Hacker News new | ask | show | jobs
by not2b 934 days ago
You seem to be assuming, without any evidence at all, that LLMs giving medical advice are likely to be roughly equivalent in accuracy to doctors who are actually examining the patient and not just processing language, just because you are aware that medical mistakes are common.
1 comments

https://www.ncbi.nlm.nih.gov/pmc/articles/PMC10425828/ Use of GPT-4 to Analyze Medical Records of Patients With Extensive Investigations and Delayed Diagnosis

"Six patients 65 years or older (2 women and 4 men) were included in the analysis. The accuracy of the primary diagnoses made by GPT-4, clinicians, and Isabel DDx Companion was 4 of 6 patients (66.7%), 2 of 6 patients (33.3%), and 0 patients, respectively.
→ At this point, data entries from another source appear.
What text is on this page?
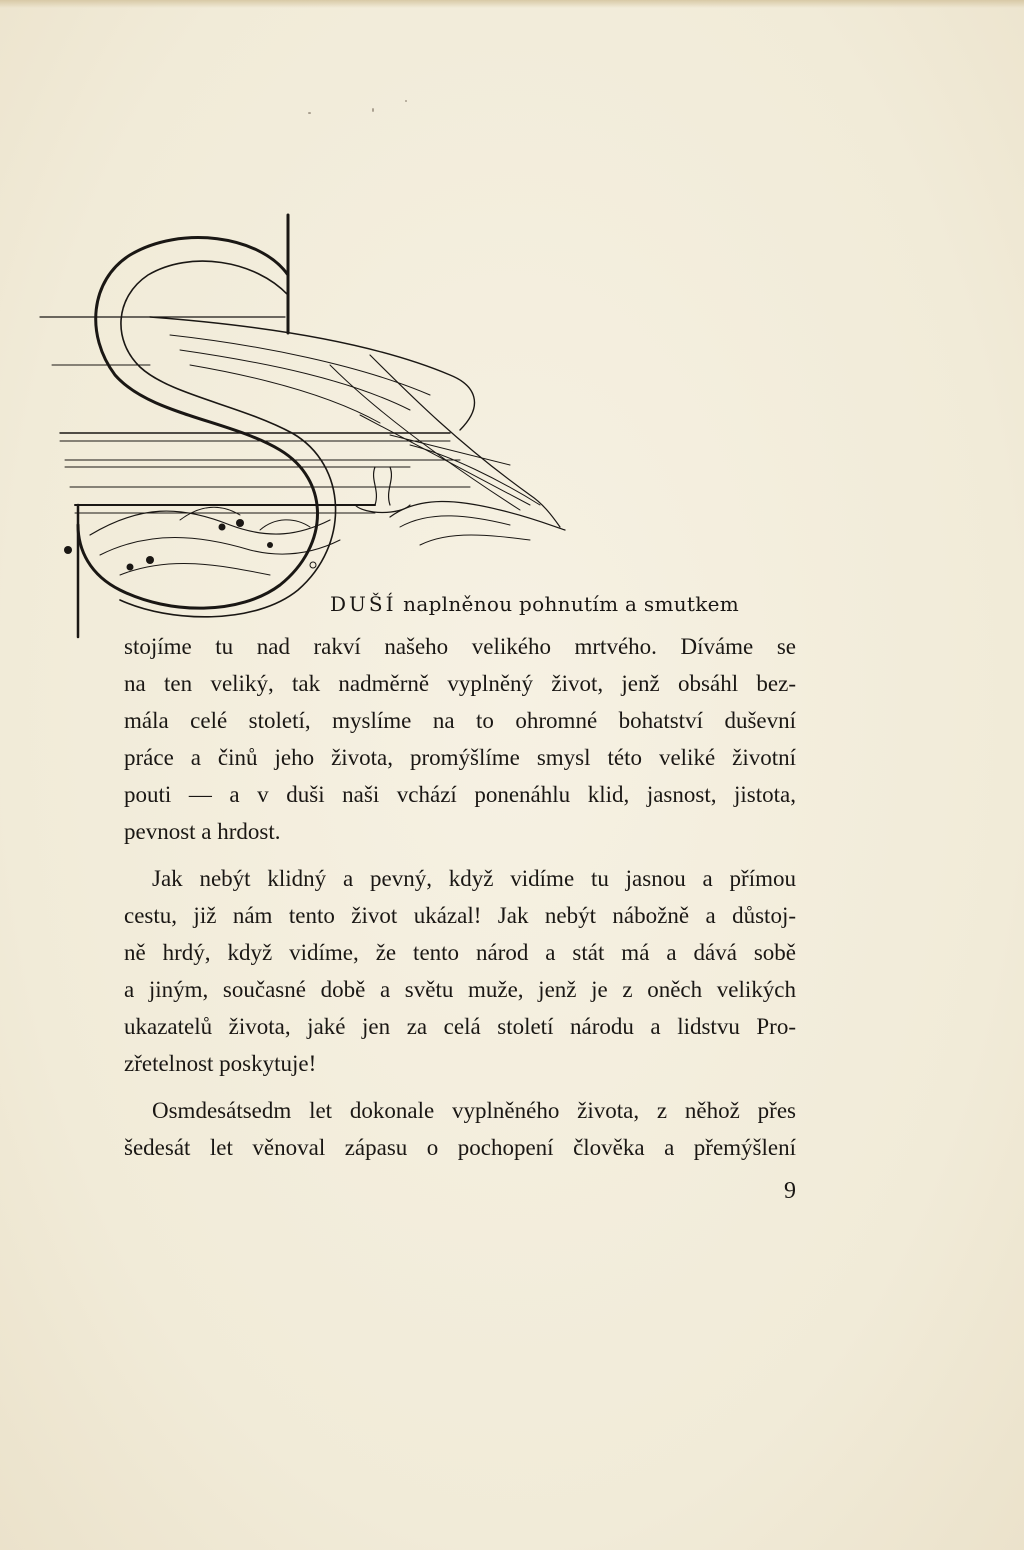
DUŠÍ naplněnou pohnutím a smutkem
stojíme tu nad rakví našeho velikého mrtvého. Díváme se
na ten veliký, tak nadměrně vyplněný život, jenž obsáhl bez-
mála celé století, myslíme na to ohromné bohatství duševní
práce a činů jeho života, promýšlíme smysl této veliké životní
pouti — a v duši naši vchází ponenáhlu klid, jasnost, jistota,
pevnost a hrdost.
Jak nebýt klidný a pevný, když vidíme tu jasnou a přímou
cestu, již nám tento život ukázal! Jak nebýt nábožně a důstoj-
ně hrdý, když vidíme, že tento národ a stát má a dává sobě
a jiným, současné době a světu muže, jenž je z oněch velikých
ukazatelů života, jaké jen za celá století národu a lidstvu Pro-
zřetelnost poskytuje!
Osmdesátsedm let dokonale vyplněného života, z něhož přes
šedesát let věnoval zápasu o pochopení člověka a přemýšlení
9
If including differential diagnoses, the accuracy was 5 of 6 (83.3%) for GPT-4, 3 of 6 (50.0%) for clinicians, and 2 of 6 (33.3%) for Isabel DDx Companion"
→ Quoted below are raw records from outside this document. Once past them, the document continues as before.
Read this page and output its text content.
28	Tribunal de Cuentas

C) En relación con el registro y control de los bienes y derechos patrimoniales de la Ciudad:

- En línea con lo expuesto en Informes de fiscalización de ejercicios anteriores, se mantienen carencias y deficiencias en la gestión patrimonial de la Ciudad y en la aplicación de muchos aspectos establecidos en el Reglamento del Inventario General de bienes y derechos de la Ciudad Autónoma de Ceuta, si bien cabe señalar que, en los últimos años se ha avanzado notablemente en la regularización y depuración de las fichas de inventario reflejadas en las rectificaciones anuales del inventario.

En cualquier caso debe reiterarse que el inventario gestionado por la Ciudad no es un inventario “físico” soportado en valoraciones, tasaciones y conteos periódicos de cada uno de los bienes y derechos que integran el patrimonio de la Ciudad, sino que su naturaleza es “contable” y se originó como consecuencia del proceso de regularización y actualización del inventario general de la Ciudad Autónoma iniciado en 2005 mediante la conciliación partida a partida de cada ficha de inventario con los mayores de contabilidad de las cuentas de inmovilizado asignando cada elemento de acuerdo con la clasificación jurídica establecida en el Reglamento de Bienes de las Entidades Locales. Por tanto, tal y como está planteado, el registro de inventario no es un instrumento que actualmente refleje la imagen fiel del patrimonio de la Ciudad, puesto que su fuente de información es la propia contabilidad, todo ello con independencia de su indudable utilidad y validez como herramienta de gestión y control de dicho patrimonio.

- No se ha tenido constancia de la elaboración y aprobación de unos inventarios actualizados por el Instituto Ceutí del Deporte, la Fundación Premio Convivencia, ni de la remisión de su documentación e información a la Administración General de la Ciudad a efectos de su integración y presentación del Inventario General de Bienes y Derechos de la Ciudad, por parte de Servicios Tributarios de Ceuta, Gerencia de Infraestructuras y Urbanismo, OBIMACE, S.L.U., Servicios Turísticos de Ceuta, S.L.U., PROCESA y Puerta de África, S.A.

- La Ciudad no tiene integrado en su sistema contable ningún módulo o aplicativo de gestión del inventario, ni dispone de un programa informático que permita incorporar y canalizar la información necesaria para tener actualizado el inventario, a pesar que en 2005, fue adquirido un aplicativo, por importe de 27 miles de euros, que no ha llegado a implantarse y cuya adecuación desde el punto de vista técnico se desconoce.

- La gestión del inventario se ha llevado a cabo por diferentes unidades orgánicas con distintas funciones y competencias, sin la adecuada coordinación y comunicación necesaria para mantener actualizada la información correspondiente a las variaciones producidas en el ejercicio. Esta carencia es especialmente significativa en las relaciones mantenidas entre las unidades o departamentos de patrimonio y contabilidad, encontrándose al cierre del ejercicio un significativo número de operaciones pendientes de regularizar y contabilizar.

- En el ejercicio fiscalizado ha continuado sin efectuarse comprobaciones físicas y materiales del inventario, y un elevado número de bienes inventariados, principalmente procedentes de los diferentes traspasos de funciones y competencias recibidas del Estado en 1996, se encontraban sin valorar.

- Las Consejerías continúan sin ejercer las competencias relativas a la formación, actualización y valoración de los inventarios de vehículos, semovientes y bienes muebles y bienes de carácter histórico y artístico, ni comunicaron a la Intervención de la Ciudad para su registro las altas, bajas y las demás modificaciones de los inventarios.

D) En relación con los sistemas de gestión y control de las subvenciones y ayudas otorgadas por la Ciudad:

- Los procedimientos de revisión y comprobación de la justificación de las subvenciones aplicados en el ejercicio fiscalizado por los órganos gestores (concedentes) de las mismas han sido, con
Six patients is a long way from persuasive evidence, because with so few patients randomness is going to be a large factor. And it appears that the six were chosen from the set of patients that doctors were having trouble diagnosing, which may put a thumb on the scale against doctors. But yes, it certainly suggests that a larger study might be worth doing (also including patients diagnosed correctly by doctors, to catch cases where GPT-4 doesn't do as well).